Scram Kitty DX, the deluxe version of last years Wii U indie game Scram Kitty and His Buddy on Rails from Dakko Dakko, is now available for Vita. Is it meow-nificent, or just what the cat dragged in?
While from the screenshots you may be expecting the game to be predominantly a 2D shooter, and fundamentally it is at heart, the game is equally as much of a platformer. The objective of the game is to rescue four cats from each level from space mice; the first is always at the exit, one requires you to defeat the level boss, another is obtained by collecting 100 scattered coins, and the final kitty requires you to chase after it – effectively a timed checkpoint race across the level.
Your character is on rails – literally – and these rails must be strongly magnetised, as you will be returned to them as if by a bit of elastic unless you’re able to reach another platform. Not all rails are the same, and you will encounter some which propel you in one direction, prevent you from jumping, slide you around, or result in injury. Pressing jump again before landing gives you a higher jump and turns you into a fireball, enabling you to destroy enemies and certain parts of the environment. Also, rather strangely, the more heath you have, the higher you can jump, which does make some longer jumps trickier when on low heath.
The game is not one to hold your hand – aside from four short tutorial levels demonstrating the requirements to capture the four cats, there is effectively no guidance at all, and particularly at the start of the game, you’ll find yourself approaching something of a learning cliff rather than a learning curve. The controls, particularly combining the double jump with the orbit effect of the magnetisation pull, take a lot of getting used to. At times you are required to either have great speed or exacting precision, but you never feel that you are able to do either reliably.
As a result of the above, the first hour or so is incredibly frustrating, and will inevitably turn people away from the game. While faced with this battle against the controls, a stream of new gameplay mechanics are thrown at you, which you are left to solve for yourself. If you can persevere beyond that, the game comes alive as you start to get a feel for what you can do, and deaths become predominantly as a result of your own incompetence or impatience rather than a battle with the controls.
Obtaining all the cats becomes an addictive obsession, and at points you start to develop a feeling of a risk/reward ratio, in deciding whether to gamble as and try and bringing back an additional kitty, or banking the ones you have already.
Your default weapon can only fire at a 90 degree angle to the side, which can cause a few awkward moments while you look for the right angle of wall or just for the enemy to move to somewhere you can shoot at it. There are three alternate weapon pickups which can really change the feel of combat, they more powerful and are required to break through into new areas or activate switches, but are more limited by range or rate of fire.
The retro-inspired art-style means the game looks great, and appears well polished – despite all the action underway at times, I didn’t notice any performance issues, although there were a couple of times where I was warped back to the start of the level following contact with a moving object.
The difficulty seemed rather variable between levels and challenges, although this is helped by a non-linear progression which is very generous about letting you move on to another stage without having to collect all, or even most, the cats from the previous ones.

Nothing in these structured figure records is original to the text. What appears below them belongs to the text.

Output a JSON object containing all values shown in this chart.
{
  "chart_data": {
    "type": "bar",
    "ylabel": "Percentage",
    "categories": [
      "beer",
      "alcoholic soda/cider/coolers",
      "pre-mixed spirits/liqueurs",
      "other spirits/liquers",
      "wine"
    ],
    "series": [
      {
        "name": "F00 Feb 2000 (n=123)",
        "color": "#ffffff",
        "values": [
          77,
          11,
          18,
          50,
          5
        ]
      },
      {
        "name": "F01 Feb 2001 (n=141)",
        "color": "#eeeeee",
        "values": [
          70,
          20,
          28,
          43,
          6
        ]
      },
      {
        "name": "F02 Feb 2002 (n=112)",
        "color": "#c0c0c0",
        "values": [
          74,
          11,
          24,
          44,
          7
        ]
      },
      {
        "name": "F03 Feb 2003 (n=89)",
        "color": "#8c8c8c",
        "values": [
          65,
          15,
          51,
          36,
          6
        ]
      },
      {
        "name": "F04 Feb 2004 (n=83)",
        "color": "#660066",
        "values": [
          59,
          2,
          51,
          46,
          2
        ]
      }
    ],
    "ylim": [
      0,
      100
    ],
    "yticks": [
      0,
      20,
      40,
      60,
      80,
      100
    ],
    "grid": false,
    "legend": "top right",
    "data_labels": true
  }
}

Once you’re got to the end of the 24 non-tutorial levels and defeated the final boss, with each stage having the same goals the game starts to feel a little repetitive, although your longevity will depend on how determined you are to go back and rescue all the cats on each level.
The deluxe version sees the introduction of cross-save with the PS4 version (the game is also cross-buy) and a challenge mode – which consists of trying to collect all the cats on a level within a time limit – with the clock reduced for damage taken. The challenge mode leans heavily on speed of movement, which was the part I struggled most to get to grips with, but it was a nice variation from the standard level goals. The challenge mode also has leaderboard support, enabling you compete against your friends for the best time.
If you have the patience and determination to get though a tough first impression and learn to adapt to the controls, you will find a good, enjoyable game that effectively combines a 2D shooter and a platformer into a unique mix, but many will understandably have thrown in the towel before this point.